Martin Summers, Tony Gosling
Friday 11th April, Easter 2014, www.thisweek.org.uk
no news review this week - Tony is at NUJ conference in Eastbourne. Martin & Tony look at economics historical context deliberately missing from the mainstream media.
How Britain came to be run by crooked City of London financiers and we by their agents in Bristol. What we can do.
The seventeenth century Levellers and Diggers and how their opponents may have taken 'legal ownership' of the commons but how their visionary ideas can and will never die.
Over the course of a few hundred years, much of Britain's land has been privatized — that is to say taken out of some form of collective ownership and management and handed over to individuals. Currently, in our "property-owning democracy", nearly half the country is owned by 40,000 land millionaires, or 0.06 per cent of the population,1 while most of the rest of us spend half our working lives paying off the debt on a patch of land barely large enough to accommodate a dwelling and a washing line.
Private ownership of land, and in particular absolute private ownership, is a modern idea, only a few hundred years old. "The idea that one man could possess all rights to one stretch of land to the exclusion of everybody else" was outside the comprehension of most tribespeople, or indeed of medieval peasants. The king, or the Lord of the Manor, might have owned an estate in one sense of the word, but the peasant enjoyed all sorts of so-called "usufructory" rights which enabled him, or her, to graze stock, cut wood or peat, draw water or grow crops, on various plots of land at specified times of year.
The open field system of farming, which dominated the flatter more arable central counties of England throughout the later medieval and into the modern period, is a classic common property system which can be seen in many parts of the world. The structure of the open fields system in Britain was influenced by the introduction of the caruca a large wheeled plough, developed by the Gauls, which was much more capable of dealing with heavy English clay soils than the lightweight Roman aratrum (Fr araire ). The caruca required a larger team of oxen to pull it —as many as eight on heavy soils — and was awkward to turn around, so very long strips were ideal. Most peasants could not afford a whole team of oxen, just one or two, so maintaining an ox team had to be a joint enterprise. Peasants would work strips of land, possibly proportionate to their investment in the ox team. The lands were farmed in either a two or three course rotation, with one year being fallow, so each peasant needed an equal number of strips in each section to maintain a constant crop year on year.

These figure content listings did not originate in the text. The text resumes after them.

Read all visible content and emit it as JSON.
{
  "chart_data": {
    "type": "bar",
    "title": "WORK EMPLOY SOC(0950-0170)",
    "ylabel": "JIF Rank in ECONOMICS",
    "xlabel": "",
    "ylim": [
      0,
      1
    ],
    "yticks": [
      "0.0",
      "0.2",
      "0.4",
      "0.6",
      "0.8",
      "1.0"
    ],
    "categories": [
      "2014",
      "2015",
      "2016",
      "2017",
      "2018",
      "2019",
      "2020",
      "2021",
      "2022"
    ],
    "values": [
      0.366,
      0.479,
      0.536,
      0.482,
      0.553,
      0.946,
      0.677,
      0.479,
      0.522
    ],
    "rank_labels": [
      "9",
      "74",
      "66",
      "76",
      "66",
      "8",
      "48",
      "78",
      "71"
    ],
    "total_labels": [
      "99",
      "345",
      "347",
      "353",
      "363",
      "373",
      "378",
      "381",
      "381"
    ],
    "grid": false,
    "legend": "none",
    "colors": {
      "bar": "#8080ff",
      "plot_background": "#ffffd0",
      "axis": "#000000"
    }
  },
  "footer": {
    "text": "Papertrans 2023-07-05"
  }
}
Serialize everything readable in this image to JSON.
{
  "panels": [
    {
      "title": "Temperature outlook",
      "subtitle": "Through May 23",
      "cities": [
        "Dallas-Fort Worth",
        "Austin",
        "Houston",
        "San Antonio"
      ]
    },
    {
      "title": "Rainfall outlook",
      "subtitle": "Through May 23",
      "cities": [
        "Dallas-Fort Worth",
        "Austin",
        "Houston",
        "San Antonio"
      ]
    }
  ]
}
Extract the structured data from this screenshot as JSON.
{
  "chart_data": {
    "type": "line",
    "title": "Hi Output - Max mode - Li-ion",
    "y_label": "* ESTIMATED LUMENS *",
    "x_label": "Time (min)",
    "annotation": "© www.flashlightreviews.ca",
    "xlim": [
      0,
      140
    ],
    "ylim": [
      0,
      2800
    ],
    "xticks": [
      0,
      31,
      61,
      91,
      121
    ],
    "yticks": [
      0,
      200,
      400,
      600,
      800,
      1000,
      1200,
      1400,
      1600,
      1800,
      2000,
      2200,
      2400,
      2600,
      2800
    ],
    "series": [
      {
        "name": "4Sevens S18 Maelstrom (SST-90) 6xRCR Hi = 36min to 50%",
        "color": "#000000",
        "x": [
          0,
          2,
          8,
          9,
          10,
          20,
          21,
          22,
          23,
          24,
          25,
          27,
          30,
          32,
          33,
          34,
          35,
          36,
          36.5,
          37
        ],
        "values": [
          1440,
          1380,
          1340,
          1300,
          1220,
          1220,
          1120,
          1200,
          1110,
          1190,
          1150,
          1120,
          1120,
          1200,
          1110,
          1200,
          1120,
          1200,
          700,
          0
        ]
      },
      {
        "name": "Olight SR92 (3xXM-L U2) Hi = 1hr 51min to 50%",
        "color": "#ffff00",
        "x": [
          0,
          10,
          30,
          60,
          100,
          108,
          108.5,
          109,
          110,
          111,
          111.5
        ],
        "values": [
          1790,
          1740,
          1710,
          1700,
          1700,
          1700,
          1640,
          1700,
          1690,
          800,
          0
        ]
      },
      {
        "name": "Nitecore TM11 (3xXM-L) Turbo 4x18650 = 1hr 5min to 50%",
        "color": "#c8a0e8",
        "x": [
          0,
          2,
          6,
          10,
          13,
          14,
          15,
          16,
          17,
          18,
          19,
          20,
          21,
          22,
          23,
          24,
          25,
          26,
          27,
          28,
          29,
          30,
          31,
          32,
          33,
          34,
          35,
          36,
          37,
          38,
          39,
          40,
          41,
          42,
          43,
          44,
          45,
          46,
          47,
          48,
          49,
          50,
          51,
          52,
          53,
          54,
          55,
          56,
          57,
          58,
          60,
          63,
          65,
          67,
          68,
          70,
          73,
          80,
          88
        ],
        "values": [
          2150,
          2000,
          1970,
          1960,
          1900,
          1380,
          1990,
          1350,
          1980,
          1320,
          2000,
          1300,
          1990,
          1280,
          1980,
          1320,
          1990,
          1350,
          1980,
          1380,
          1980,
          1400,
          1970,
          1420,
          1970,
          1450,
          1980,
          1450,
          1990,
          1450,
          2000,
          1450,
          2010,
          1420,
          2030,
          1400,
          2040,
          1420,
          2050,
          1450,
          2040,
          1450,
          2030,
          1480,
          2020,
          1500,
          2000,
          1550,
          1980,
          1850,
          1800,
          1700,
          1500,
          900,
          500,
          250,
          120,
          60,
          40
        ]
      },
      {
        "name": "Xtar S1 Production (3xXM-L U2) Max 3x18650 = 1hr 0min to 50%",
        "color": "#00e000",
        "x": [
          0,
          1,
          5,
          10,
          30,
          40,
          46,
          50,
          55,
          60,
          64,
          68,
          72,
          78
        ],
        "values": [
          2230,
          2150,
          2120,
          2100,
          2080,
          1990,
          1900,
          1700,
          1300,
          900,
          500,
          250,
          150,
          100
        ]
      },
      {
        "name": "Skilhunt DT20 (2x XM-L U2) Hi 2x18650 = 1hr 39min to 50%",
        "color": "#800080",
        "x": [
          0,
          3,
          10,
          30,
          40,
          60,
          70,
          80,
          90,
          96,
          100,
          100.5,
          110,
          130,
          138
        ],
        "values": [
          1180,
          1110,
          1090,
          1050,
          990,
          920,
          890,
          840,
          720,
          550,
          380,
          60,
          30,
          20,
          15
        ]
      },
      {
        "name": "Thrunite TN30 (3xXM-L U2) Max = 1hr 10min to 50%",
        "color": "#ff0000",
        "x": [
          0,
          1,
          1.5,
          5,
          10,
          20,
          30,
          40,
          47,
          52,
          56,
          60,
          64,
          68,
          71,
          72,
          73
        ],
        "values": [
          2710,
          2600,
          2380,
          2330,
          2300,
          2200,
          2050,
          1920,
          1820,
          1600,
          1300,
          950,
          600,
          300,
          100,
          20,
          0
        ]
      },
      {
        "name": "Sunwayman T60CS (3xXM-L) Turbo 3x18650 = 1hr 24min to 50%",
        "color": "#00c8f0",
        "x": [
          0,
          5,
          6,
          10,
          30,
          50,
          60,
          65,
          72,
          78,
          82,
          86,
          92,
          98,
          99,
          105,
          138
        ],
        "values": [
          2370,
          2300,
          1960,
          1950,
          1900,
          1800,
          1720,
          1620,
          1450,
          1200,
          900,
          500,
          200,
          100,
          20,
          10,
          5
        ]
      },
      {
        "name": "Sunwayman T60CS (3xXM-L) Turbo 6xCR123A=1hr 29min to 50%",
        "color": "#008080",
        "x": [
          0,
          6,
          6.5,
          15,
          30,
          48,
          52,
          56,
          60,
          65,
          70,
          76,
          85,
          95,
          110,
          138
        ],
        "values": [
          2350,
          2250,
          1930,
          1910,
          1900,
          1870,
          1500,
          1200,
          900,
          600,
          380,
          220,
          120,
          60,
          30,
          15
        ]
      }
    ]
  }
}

Furthermore, because the fields were grazed by the village herds when fallow, or after harvest, there was no possibility for the individual to change his style of farming: he had to do what the others were doing, when they did it, otherwise his crops would get grazed by everyone's animals. The livestock were also fed on hay from communal meadows (the distribution of hay was sometimes decided by an annual lottery for different portions of the field) and on communal pastures.
The open field system was fairly equitable, and from their analysis of the only remaining example of open field farming, at Laxton, Notts, the Orwins demonstrate that it was one where a lad with no capital or land to his name could gradually build up a larger holding in the communal land:
"A man may have no more than an acre or two, but he gets the full extent of them laid out in long "lands" for ploughing, with no hedgerows to reduce the effective area, and to occupy him in unprofitable labour. No sort of enclosure of the same size can be conceived which would give him equivalent facilities. Moreover he has his common rights which entitle him to graze his stock all over the 'lands' and these have a value, the equivalent of which in pasture fields would cost far more than he could afford to pay."